Elle ressemblait à toutes les gosses qui patientaient dans l’antichambre de Bertha. Elle ressemblait à toutes les gosses prise de la fièvre du cinéma. Elle ressemblait à ma femme.
Elle me dit :
— Si seulement je pouvais persuader quelqu’un d’écrire un rôle pour moi…
— Gloria, M. Dufferin a entendu cette chanson des milliers de fois. Nous l’avons tous entendue, et elle nous ennuie. Disons-nous bonsoir et allons au lit.
— Tu n’attends pas Barry ?
_ Non. Monsieur Dufferin, la pluie paraît s’apaiser.
— Oui, je m’en vais.
Je me dirigeai machinalement vers la porte-fenêtre.
— Vous allez salir vos chaussures par-là, dit Gloria Mason, en regardant mes pieds. Mais je vois que vous avez déjà ramassé de la boue, alors cela n’a pas d’importance. Quand vous revoit-on, Alan ?

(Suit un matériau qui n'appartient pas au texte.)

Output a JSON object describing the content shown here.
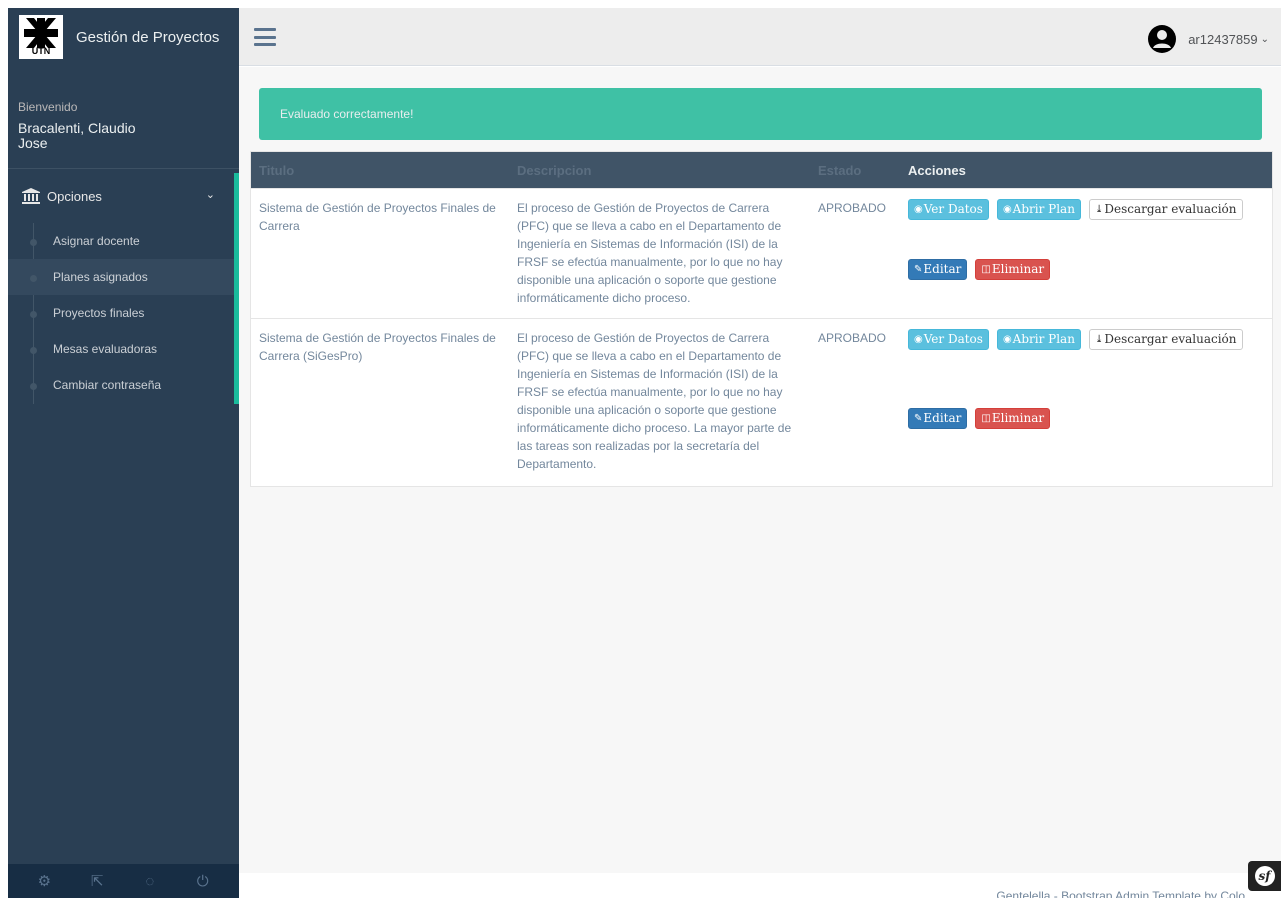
{
  "brand": {
    "title": "Gestión de Proyectos",
    "logo_text": "UTN"
  },
  "profile": {
    "welcome": "Bienvenido",
    "name": "Bracalenti, Claudio Jose"
  },
  "sidebar": {
    "section_label": "Opciones",
    "items": [
      {
        "label": "Asignar docente"
      },
      {
        "label": "Planes asignados"
      },
      {
        "label": "Proyectos finales"
      },
      {
        "label": "Mesas evaluadoras"
      },
      {
        "label": "Cambiar contraseña"
      }
    ],
    "active_index": 1,
    "footer_icons": [
      "settings-icon",
      "fullscreen-icon",
      "lock-icon",
      "power-icon"
    ]
  },
  "topnav": {
    "username": "ar12437859"
  },
  "alert": {
    "message": "Evaluado correctamente!",
    "color": "#26B99A"
  },
  "table": {
    "headers": {
      "titulo": "Titulo",
      "descripcion": "Descripcion",
      "estado": "Estado",
      "acciones": "Acciones"
    },
    "rows": [
      {
        "titulo": "Sistema de Gestión de Proyectos Finales de Carrera",
        "descripcion": "El proceso de Gestión de Proyectos de Carrera (PFC) que se lleva a cabo en el Departamento de Ingeniería en Sistemas de Información (ISI) de la FRSF se efectúa manualmente, por lo que no hay disponible una aplicación o soporte que gestione informáticamente dicho proceso.",
        "estado": "APROBADO"
      },
      {
        "titulo": "Sistema de Gestión de Proyectos Finales de Carrera (SiGesPro)",
        "descripcion": "El proceso de Gestión de Proyectos de Carrera (PFC) que se lleva a cabo en el Departamento de Ingeniería en Sistemas de Información (ISI) de la FRSF se efectúa manualmente, por lo que no hay disponible una aplicación o soporte que gestione informáticamente dicho proceso. La mayor parte de las tareas son realizadas por la secretaría del Departamento.",
        "estado": "APROBADO"
      }
    ],
    "actions": {
      "ver_datos": "Ver Datos",
      "abrir_plan": "Abrir Plan",
      "descargar": "Descargar evaluación",
      "editar": "Editar",
      "eliminar": "Eliminar"
    }
  },
  "footer": {
    "text": "Gentelella - Bootstrap Admin Template by Colo"
  },
  "colors": {
    "sidebar": "#2A3F54",
    "accent": "#1ABB9C",
    "info": "#5BC0DE",
    "primary": "#337AB7",
    "danger": "#D9534F"
  }
}
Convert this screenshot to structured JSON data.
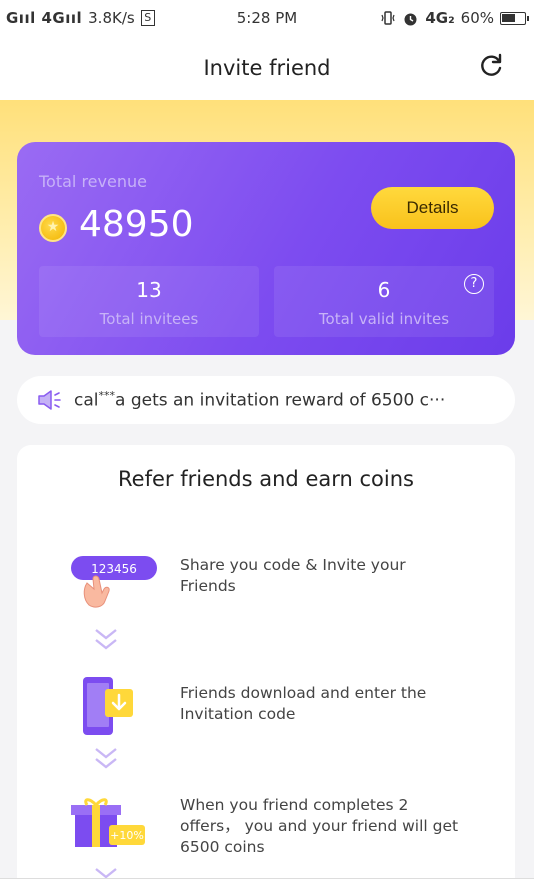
{
  "status_bar": {
    "signal_left": "Gııl 4Gııl",
    "speed": "3.8K/s",
    "s_icon": "S",
    "time": "5:28 PM",
    "network": "4G₂",
    "battery": "60%",
    "battery_level": 0.6,
    "icons": [
      "vibrate-icon",
      "alarm-icon",
      "battery-icon"
    ]
  },
  "header": {
    "title": "Invite friend",
    "refresh_icon": "refresh-icon"
  },
  "revenue": {
    "label": "Total revenue",
    "amount": "48950",
    "details_label": "Details",
    "stats": [
      {
        "value": "13",
        "caption": "Total invitees"
      },
      {
        "value": "6",
        "caption": "Total valid invites"
      }
    ],
    "help_glyph": "?"
  },
  "marquee": {
    "name_start": "cal",
    "mask": "***",
    "message": "a gets an invitation reward of 6500 c···"
  },
  "refer": {
    "title": "Refer friends and earn coins",
    "code_sample": "123456",
    "bonus": "+10%",
    "steps": [
      {
        "line1": "Share you code & Invite your",
        "line2": "Friends"
      },
      {
        "line1": "Friends download and enter the",
        "line2": "Invitation code"
      },
      {
        "line1": "When you friend completes 2",
        "line2": "offers， you and your friend will get",
        "line3": "6500 coins"
      }
    ]
  },
  "colors": {
    "purple": "#7d4cf0",
    "yellow_button": "#f9c21b",
    "banner": "#ffe07a"
  }
}
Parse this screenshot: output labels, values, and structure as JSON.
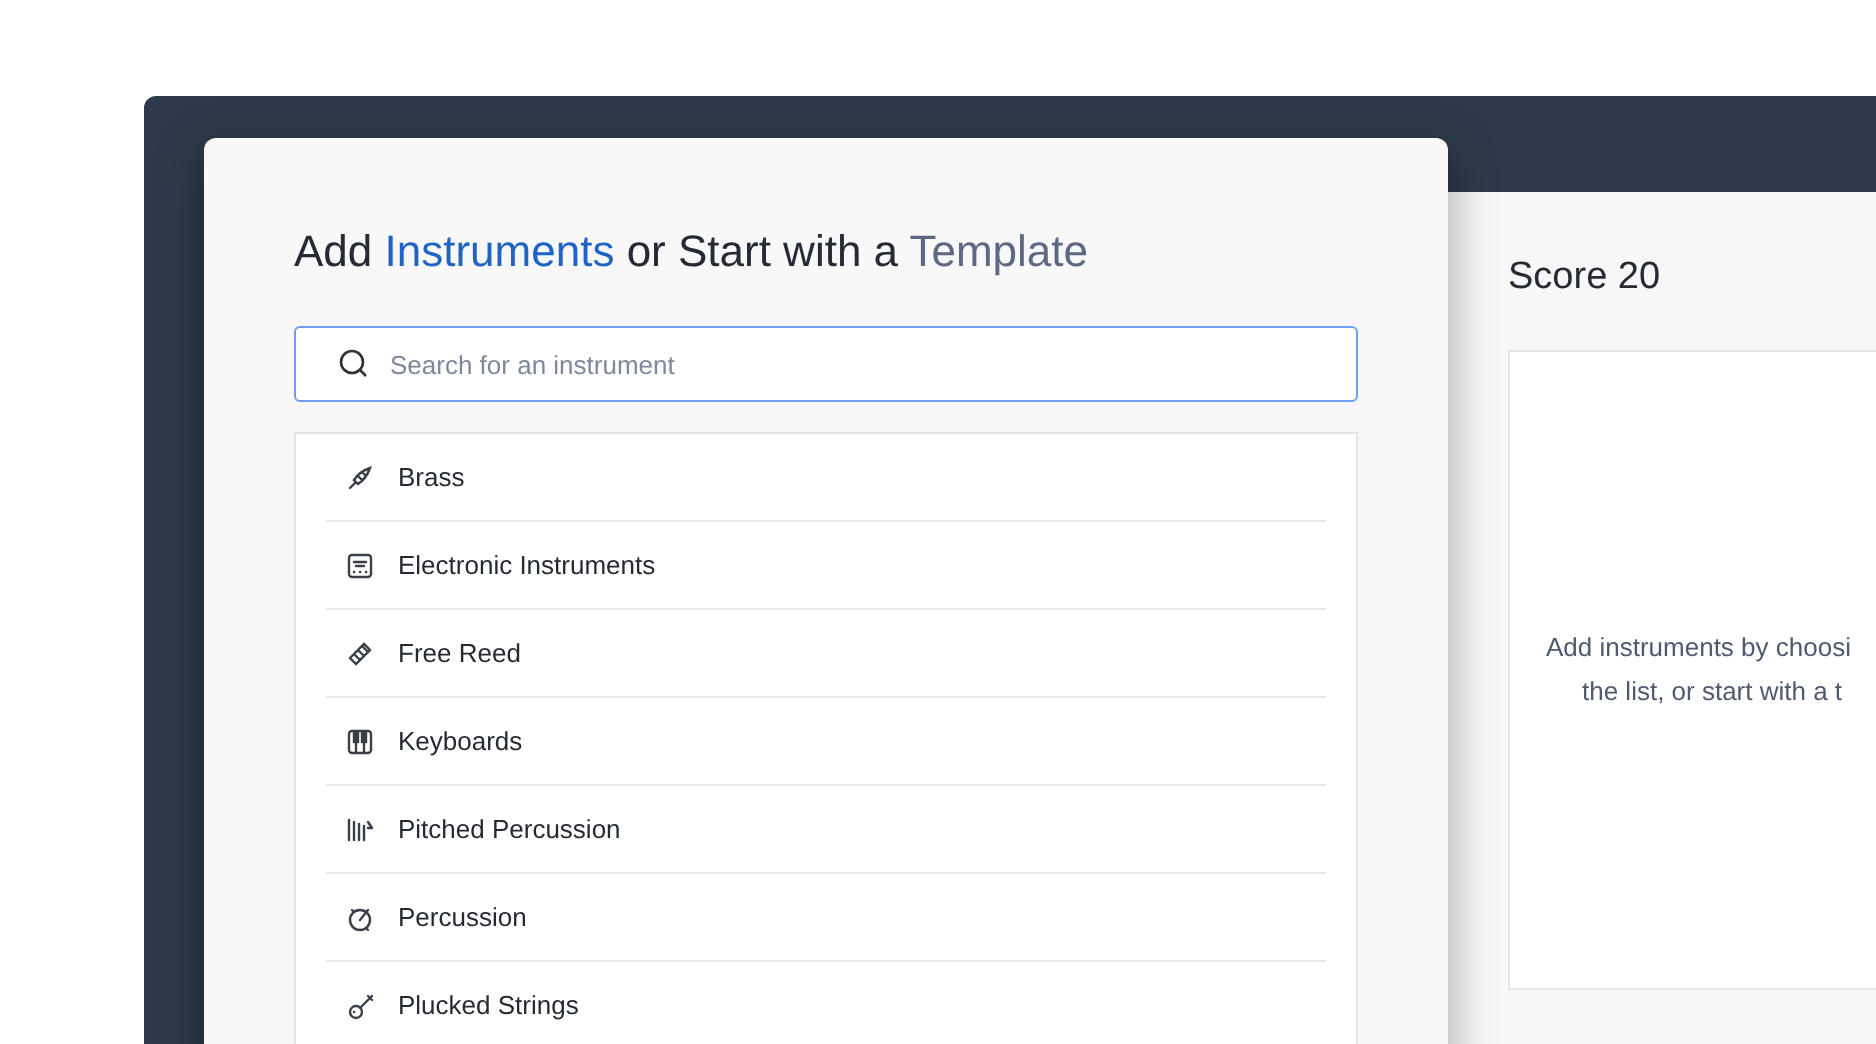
{
  "dialog": {
    "title": [
      {
        "text": "Add ",
        "color": "#252a35"
      },
      {
        "text": "Instruments",
        "color": "#1f63c4"
      },
      {
        "text": " or Start with a ",
        "color": "#252a35"
      },
      {
        "text": "Template",
        "color": "#5c6884"
      }
    ],
    "search": {
      "placeholder": "Search for an instrument"
    },
    "families": [
      {
        "label": "Brass",
        "kind": "brass"
      },
      {
        "label": "Electronic Instruments",
        "kind": "electronic"
      },
      {
        "label": "Free Reed",
        "kind": "reed"
      },
      {
        "label": "Keyboards",
        "kind": "keyboard"
      },
      {
        "label": "Pitched Percussion",
        "kind": "pitched"
      },
      {
        "label": "Percussion",
        "kind": "percussion"
      },
      {
        "label": "Plucked Strings",
        "kind": "plucked"
      }
    ]
  },
  "score": {
    "title": "Score 20",
    "hint_lines": [
      "Add instruments by choosi",
      "the list, or start with a t"
    ]
  }
}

— Bientôt, je pense, dit sa sœur. Ce monsieur et Barry discutent d’un projet de film, paraît-il.
— Comment ? Comment ? (La jeune fille porta les deux mains à sa poitrine.) Oh ! Alan, cher Alan ! Il y aura un rôle pour moi ?
— C’est M. Kevin qui en décidera…
— Tu n’as qu’à le convaincre, Gloria. Cela te fera, peut-être, rester un peu à la maison. Bonne nuit, monsieur Dufferin.
La jeune fille m’accompagna jusqu’au bout du hall.
— Bonne nuit, Alan.
— Bonne nuit.
La pluie ralentissait. Quand je parvins à Hollywood, elle avait tout à fait cessé. Il était plus de minuit et je filai tout droit à Los Olmos. Je laissai la voiture dans la rue, car le garage de mon beau-frère n’avait qu’une place, et pénétrai ans la maison.
Assis dans un fauteuil, Chester tenait dans ses bras Johnny qui dormait.
— Qu’est-ce qu’il y a ? Demandai-je. Il est malade ?
— Chut ! (Il fit une moue rassurante.) Un petit mal de ventre, ou quelque chose comme ça, murmura-t-il. Il s’est mis à pleurer, là-haut, alors je n’ai pas voulu qu’il réveille Fay.
— Je vais le prendre, dis-je.
— Il pourrait se réveiller et recommencer. Je vais le tarder encore un moment et, ensuite, je le remettrai au lit.
Je remarquai qu’il resserrait son étreinte. Nous nous regardâmes par-dessus la tête de mon fils endormi, sans aucune sympathie. Je lui dis :
— Comme vous voudrez. Je monte. Et je les quittai.